Week of August 11-17, 2012
Riders this past week: 20,412
Rider miles this past week: 199,998
DOWN IN THE TUBE
Regis and Joy Philbin were spotted on the subway heading from Shinnecock to Southampton last Thursday. Wilbur and Hillary Ross were on the same train at the same time, though a day later.
HURRICANE PREPAREDNESS
It’s time for Hampton Subway to issue its annual advisory about what to do if a Hurricane strikes the Hamptons. The advice is stay out of the subway. If you are in the subway when a hurricane hits, exit immediately, using one of the umbrellas now in place in all the umbrella bins by the escalators. You may return them later. If you cannot get out of the subway when the siren sounds, just stand in a door frame and brace yourself on it with your arms and legs until the danger passes.
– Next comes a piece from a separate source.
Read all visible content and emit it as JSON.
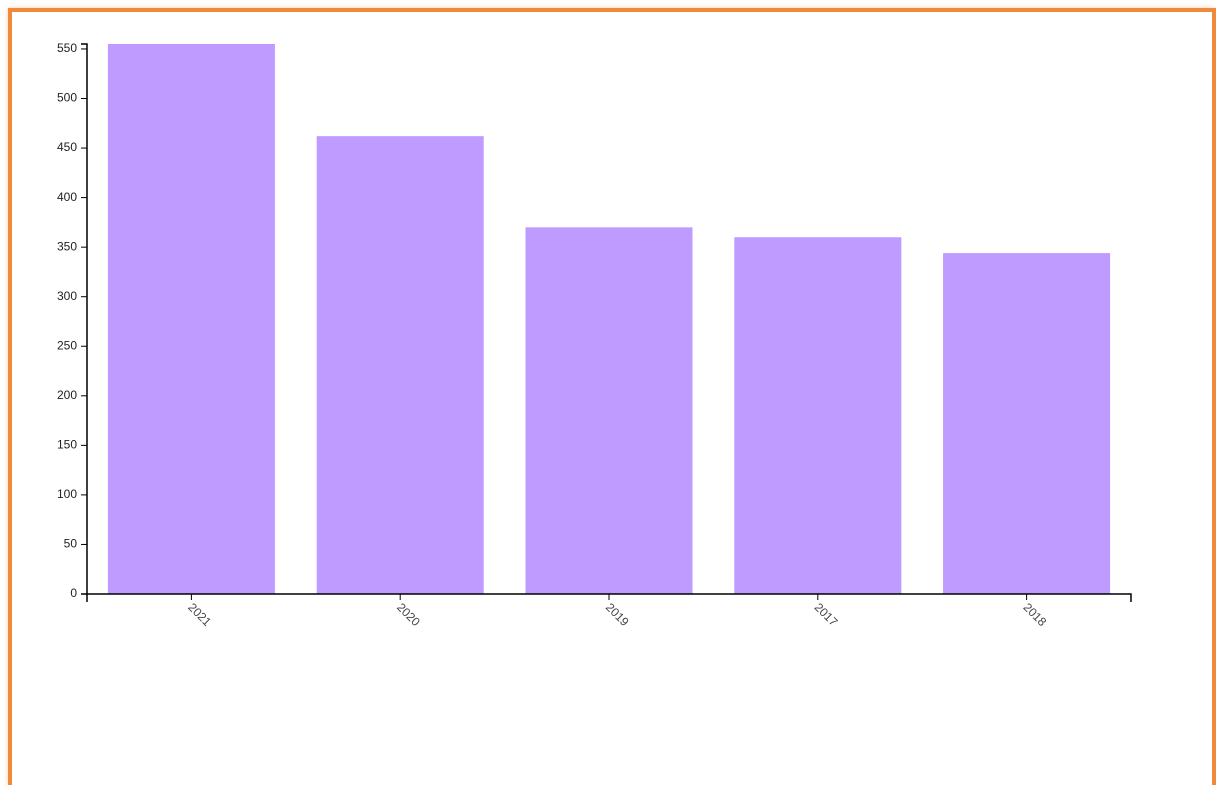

This advisory has been sent to you at the request of our business attorneys Sneakin, Katchum and Sue, who are also hereby informing you that by reading this you are also agreeing that you have now indemnified Hampton Subway and its executives from any damages that might occur to you or your person in the Hampton Subway while trying to deal with a hurricane situation, which you freely acknowledge at this time to be hereby considered an Act of God. Run for Your Lives!!
HONORING THE OLYMPICS
Hampton Subway is saluting the Olympic Games by hanging a flag of a participating nation on the ticket booth on each platform every morning. These flags will be removed and replaced with a flag of a not yet hung nation every day at 9 a.m. without fanfare, until either we run out of flags, run out of nations, or run out of the days that the Olympics are to take place, which we think is next Thursday.
STRANGE REQUEST
We often allow weddings to be held on the platforms of our subway system. There have been so many recently that we have not been able to keep up in telling you about them. They are between men and women, women and women, men and men and women and men or whatever. We celebrate them all. Anybody interested in getting married on our platforms is welcome to contact Hampton Subway in our offices in Hampton Bays. Speak to Gladys, the secretary there who personally has been married five times on the subway, a record we think, and therefore, knows of what she speaks.
NO CAMPAIGNING
We would like to remind everyone that there is absolutely no political campaigning on the subway system and that includes no singing songs about a particular candidate even if the song is one everybody knows except the words have been changed a little.
THE G TRAIN
Straphangers recently took an Internet poll and voted the G Train to be the most efficient, well kept and on time train line on the Hampton Subway System. There is no G Train and the management of Hampton Subway doesn’t think this joke, if this is supposed to be a joke, is very funny.
JELLO MOLD MONDAY
Every Monday during the month of August is Jello Mold Monday in the Hampton Subway’s Headquarters employee cafeteria. Our behind-the-scenes cooks and caterers here have found a way to carve watermelon slices into exact miniatures of subway cars, then float them in Jell-O. Congratulations, team. They come in lemon, lime, orange, grapefruit, peach and cherry flavors. The most popular of all, the watermelon flavored ones, they often run out of.
COMMISSIONER ASPINALL’S MESSAGE
My hat is off to the staff of Hampton Subway who have every day from 6 a.m. until midnight work their behinds off to keep our customers happy and content and not upset about anything. You are a great staff and I am proud of you all. (Editor’s Note: The subway is open until 1 a.m.)